Welcome, again, to Cinejabber: our free ‘n’ easy open thread for you to air whatever cinematic matters are on your mind. With Kris wrapped up in wedding preparations today, I’m filling in for him, but it’s not all bad news — you get a break from Batman-related headlines, for starters. (I kid because I love.)
With nothing specific on my mind as I enjoy my last free weekend before the London Film Festival devours my life for the rest of October, this seems as good a time as any to pitch an early flag for a delightful film that hasn’t let go of my imagination since I saw it a couple of weeks ago — the latest Studio Ghibli animated wonder “Arrietty” (or “The Borrowers” in some quarters).

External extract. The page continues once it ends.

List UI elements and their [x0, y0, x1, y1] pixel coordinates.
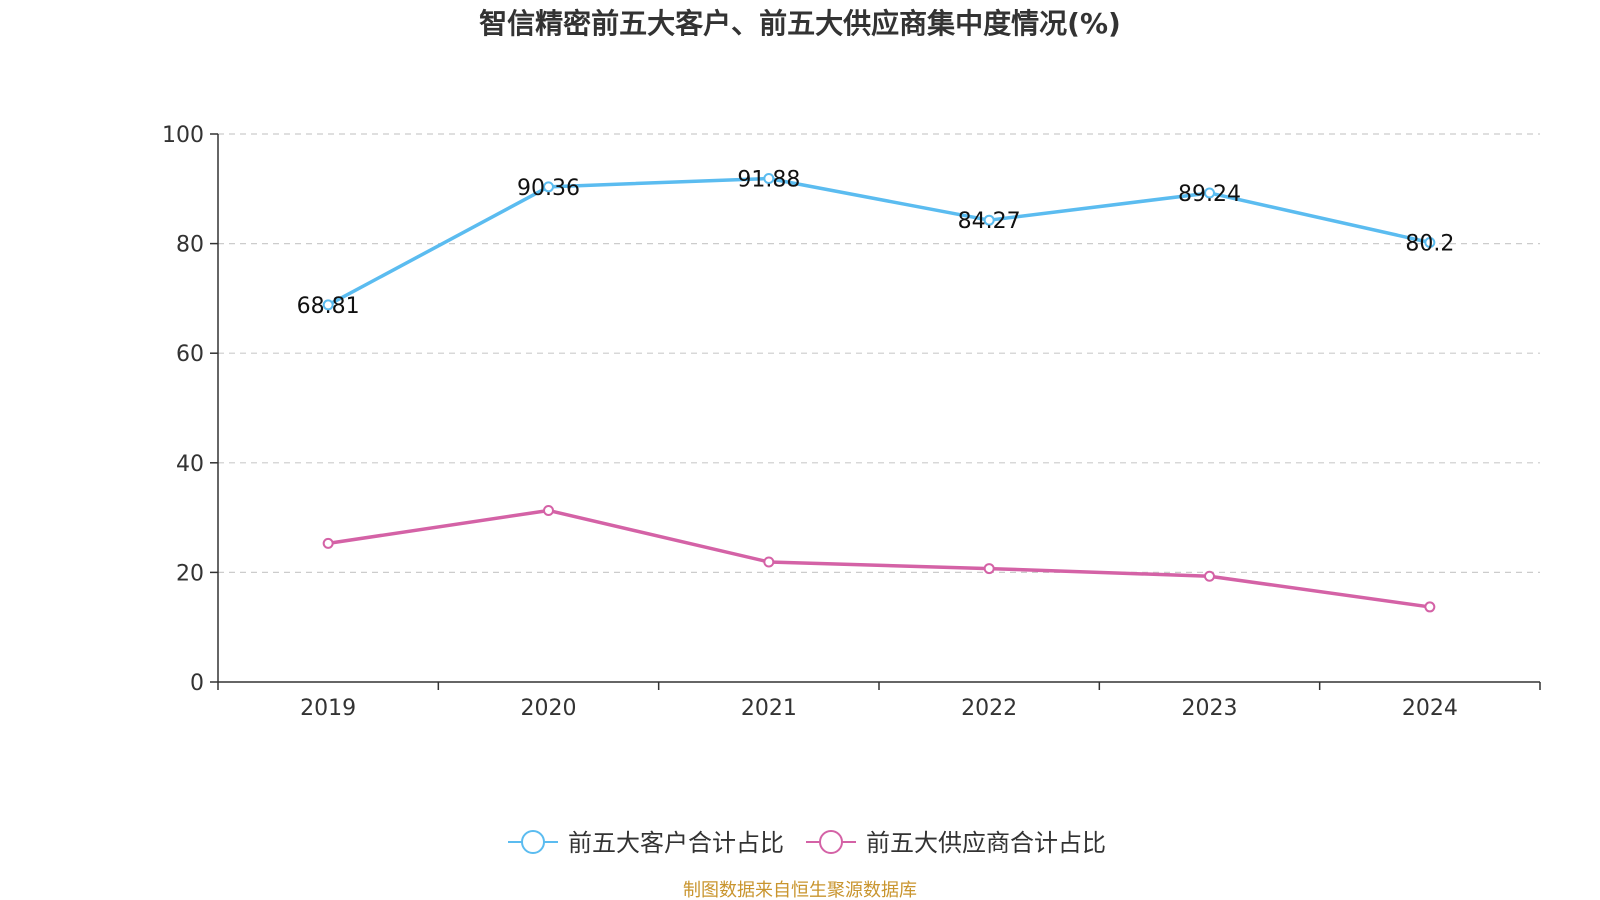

I say early, though here in the UK I was late catching up to it — the film opened here back in July, swiftly charming audiences and discerning family audiences alike. Based on the classic Mary Norton children’s novel — previously, and more gauchely, filmed as a live-action feature with John Goodman back in 1997 — it’s an adaptation that brilliantly fuses the gentle English classicism of the source with the Japanese studio’s more floridly eccentric storytelling sensibility. Hayao Miyazaki was one of the screenwriters, and dare I say the new film achieves the balances even more elegantly than the master’s own British kid-lit adaptation “Howl’s Moving Castle.”
I’ll have more to say about the film closer to its February 2012 release in the US. For now, however, I have to wonder why Disney hasn’t thought to qualify the film for 2011 Oscar consideration; in a year when the Best Animated Feature race is looking uncharacteristically thin (and we face the depressing possibility of seeing three sequels nominated), “Arrietty” couldn’t be a more viable and welcome contender for the near-annual higher-brow slot in the category. Here’s hoping busier competition next year doesn’t keep it out.
Anyway, just a taster for a conversation I’ll no doubt be picking up in later months. Random, but that’s precisely what Cinejabber is about. Meanwhile, what’s on your mind? Take the floor.